Little Things Big Difference

The Little Things Make A BIG Difference.


Most of my athletes and clients start training with me, and already have some knowledge or experience in the weightroom. It is a rare, coveted moment when I get to start someone off from the beginning, with good techniques from the start. But that is not what this article is about. Finding those two or three things to make slight changes to a certain lift can equal huge gains, and happy lifters.



Technique
For starters, your technique needs to be dialed in. This is a given, but with every experienced lifter, I am able to find a certain movement to change and usually can improve a lift dramatically. Maybe it doesn't seem like it at the time, but over time it will allow you to continue to excel.

Breath
Setting your breath is key. Fill your stomach with air, not your chest. One of my athletes did not have a great grasp of this concept. Once we were able to set his breath, and increase his core stability, he increased his lifts big time, and quickly. The difference was instant, and he was hooked.

Slack
Get the slack out of the bar on your deadlift. There is a little bit of play in the bar when it's on the floor. Get your stance right, get tight, and pull up on the bar to get the slack out before you lift it. This little motion saves you a nano second of strength, and will allow you to have a more fluid lift.

Straps
Use straps when needed. If you are training and your grip gives out, throw some lifting straps on and continue to train. Don't let one link in the chain be your limiting factor for your training day. This is especially helpful with my female lifters. The are amazed at how much more they can lift, when their grip is taken out of the equation.


Belt
Use a belt when it gets heavy. This is the same idea as the lifting straps. Once you feel your back start to give throw on the belt and set your breath right. This will allow you to continue to lift. Rule of thumb is around 85% of your max you should use a belt. I like to use a belt 2-3 sets before my PR set to make sure I'm dialed in with how it feels.


HYPE
Save the hype. You know when you get pumped for a lift, you crank up the music, yell a bit, heart rate goes up, adrenaline through your veins? There is no need to use this every time. You will tap out and run out of it. Save it for when you truly need it.

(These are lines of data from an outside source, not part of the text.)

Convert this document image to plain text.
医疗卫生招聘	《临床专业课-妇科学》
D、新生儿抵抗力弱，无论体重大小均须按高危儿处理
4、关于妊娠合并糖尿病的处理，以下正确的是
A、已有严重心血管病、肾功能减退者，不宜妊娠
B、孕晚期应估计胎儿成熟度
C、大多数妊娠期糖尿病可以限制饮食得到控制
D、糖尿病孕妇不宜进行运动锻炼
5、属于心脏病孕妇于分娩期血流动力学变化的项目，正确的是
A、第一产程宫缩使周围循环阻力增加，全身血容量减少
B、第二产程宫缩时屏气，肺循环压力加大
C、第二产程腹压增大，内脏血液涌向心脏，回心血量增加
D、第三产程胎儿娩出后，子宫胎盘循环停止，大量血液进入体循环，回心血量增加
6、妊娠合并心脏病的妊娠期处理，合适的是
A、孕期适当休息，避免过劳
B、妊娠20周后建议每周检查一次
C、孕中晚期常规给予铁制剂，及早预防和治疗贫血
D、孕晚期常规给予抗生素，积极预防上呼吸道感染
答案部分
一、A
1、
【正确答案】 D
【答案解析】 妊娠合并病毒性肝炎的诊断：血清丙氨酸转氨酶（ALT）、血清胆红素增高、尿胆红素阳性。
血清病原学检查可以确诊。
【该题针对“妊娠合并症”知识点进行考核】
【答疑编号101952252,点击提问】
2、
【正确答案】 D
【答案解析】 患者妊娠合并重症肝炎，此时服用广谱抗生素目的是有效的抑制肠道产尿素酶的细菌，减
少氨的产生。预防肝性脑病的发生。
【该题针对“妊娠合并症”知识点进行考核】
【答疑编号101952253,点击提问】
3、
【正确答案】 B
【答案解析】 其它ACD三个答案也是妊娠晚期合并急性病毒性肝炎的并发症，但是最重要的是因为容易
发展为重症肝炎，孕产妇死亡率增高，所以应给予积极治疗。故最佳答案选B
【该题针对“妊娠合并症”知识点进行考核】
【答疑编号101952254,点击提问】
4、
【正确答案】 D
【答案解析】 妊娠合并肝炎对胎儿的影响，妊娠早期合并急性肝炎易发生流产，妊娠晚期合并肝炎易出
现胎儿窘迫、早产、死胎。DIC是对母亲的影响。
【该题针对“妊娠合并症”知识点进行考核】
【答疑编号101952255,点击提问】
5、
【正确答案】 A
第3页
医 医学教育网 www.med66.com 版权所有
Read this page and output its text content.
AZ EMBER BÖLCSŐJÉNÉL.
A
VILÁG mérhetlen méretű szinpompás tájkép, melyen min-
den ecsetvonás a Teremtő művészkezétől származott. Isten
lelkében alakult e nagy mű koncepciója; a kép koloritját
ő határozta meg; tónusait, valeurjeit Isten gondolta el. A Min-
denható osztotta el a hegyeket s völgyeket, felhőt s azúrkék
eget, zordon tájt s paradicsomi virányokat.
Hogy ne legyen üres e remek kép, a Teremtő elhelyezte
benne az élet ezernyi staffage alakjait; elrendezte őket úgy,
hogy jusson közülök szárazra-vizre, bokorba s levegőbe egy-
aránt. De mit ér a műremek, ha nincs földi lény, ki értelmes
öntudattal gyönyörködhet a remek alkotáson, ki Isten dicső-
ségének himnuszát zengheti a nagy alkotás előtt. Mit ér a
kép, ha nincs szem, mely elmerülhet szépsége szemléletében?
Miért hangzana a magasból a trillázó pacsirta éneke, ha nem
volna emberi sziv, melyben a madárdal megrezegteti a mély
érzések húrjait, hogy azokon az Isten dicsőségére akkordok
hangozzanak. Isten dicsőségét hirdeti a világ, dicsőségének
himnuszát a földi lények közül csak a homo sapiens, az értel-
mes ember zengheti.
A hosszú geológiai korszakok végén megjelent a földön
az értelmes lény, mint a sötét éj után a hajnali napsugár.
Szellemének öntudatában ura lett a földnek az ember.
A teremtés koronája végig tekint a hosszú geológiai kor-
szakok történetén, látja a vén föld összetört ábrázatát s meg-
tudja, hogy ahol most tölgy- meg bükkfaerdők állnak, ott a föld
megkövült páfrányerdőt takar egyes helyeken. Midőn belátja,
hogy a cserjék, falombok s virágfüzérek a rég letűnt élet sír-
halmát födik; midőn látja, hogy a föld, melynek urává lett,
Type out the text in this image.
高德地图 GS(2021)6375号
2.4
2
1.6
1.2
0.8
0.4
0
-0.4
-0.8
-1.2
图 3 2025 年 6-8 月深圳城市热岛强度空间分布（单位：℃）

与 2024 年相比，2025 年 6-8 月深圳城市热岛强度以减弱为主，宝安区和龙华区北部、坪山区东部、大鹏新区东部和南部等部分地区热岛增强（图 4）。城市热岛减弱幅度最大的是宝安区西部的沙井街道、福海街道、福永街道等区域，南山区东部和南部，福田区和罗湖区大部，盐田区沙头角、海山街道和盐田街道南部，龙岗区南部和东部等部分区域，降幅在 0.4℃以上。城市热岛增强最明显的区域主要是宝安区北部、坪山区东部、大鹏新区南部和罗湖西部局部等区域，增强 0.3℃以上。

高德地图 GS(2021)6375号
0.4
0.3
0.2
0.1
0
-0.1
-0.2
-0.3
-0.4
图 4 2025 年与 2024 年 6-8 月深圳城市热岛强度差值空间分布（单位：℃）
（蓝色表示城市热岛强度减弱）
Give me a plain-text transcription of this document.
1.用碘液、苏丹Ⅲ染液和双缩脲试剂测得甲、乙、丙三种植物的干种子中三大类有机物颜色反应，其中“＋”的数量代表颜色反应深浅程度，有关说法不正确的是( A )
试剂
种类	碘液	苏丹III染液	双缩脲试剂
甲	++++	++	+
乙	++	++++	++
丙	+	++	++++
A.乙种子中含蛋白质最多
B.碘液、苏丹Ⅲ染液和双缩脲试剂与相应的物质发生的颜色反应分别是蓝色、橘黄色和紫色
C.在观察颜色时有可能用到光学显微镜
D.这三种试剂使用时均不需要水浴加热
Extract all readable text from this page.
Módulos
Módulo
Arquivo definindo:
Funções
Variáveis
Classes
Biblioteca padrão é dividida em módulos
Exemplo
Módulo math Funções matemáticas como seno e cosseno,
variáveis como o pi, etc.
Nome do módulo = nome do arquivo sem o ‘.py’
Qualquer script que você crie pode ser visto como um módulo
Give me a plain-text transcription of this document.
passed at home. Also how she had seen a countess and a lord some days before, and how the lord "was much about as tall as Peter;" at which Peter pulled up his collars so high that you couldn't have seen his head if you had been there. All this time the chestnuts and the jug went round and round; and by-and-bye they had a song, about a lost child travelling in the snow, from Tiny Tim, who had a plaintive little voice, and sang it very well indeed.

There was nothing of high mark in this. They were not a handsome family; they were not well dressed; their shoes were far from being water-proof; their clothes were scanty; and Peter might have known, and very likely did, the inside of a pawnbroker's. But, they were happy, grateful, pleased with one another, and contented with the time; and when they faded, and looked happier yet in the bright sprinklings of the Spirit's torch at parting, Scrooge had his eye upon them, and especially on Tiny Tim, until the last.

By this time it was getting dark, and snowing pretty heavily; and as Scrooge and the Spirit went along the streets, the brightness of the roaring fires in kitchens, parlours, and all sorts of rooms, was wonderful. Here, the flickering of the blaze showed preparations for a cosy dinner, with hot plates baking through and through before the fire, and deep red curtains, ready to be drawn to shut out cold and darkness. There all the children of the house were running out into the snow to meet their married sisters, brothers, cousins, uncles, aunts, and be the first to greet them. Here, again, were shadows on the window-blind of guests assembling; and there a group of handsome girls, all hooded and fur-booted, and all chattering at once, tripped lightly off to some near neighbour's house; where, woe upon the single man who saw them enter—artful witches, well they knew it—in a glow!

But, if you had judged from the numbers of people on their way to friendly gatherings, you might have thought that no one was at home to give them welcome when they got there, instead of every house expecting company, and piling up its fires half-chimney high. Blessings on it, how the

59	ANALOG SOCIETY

Ammonia caps bring out the hype no matter what. These are used a lot in the lifting world, they are also used by medical professionals, as a way to wake someone up if they have passed out. If you have never tried taking a whiff of an ammonia cap, I suggest trying it first before using one right before a big lift. I'm sure its not the healthiest thing in the world, but I have not found extensive research on it being detrimental. Since you will only be using it when you truly need it to get hyped up for that big PR (a couple times a month) then you'll be fine.

Music is key. There is music you listen to when your training, and then there is music you listen to when you are about to lift the most weight you have ever lifted in your entire life. It is most likely a specific song. This song may change as time goes on. This one track, for one reason or another, makes you want to defy gravity. When I hear "Get Up" by Korn on the radio while I'm driving I want to pull over and start deadlifitng my truck on the side of the road. When I press play in the weightroom, don't stand between me and the barbell. What's yours? Don't know? Find it.

This is just a few of the very many little things that can be done that can and will make a big difference in your training when implemented. What do you do in your training that makes a difference in how you lift?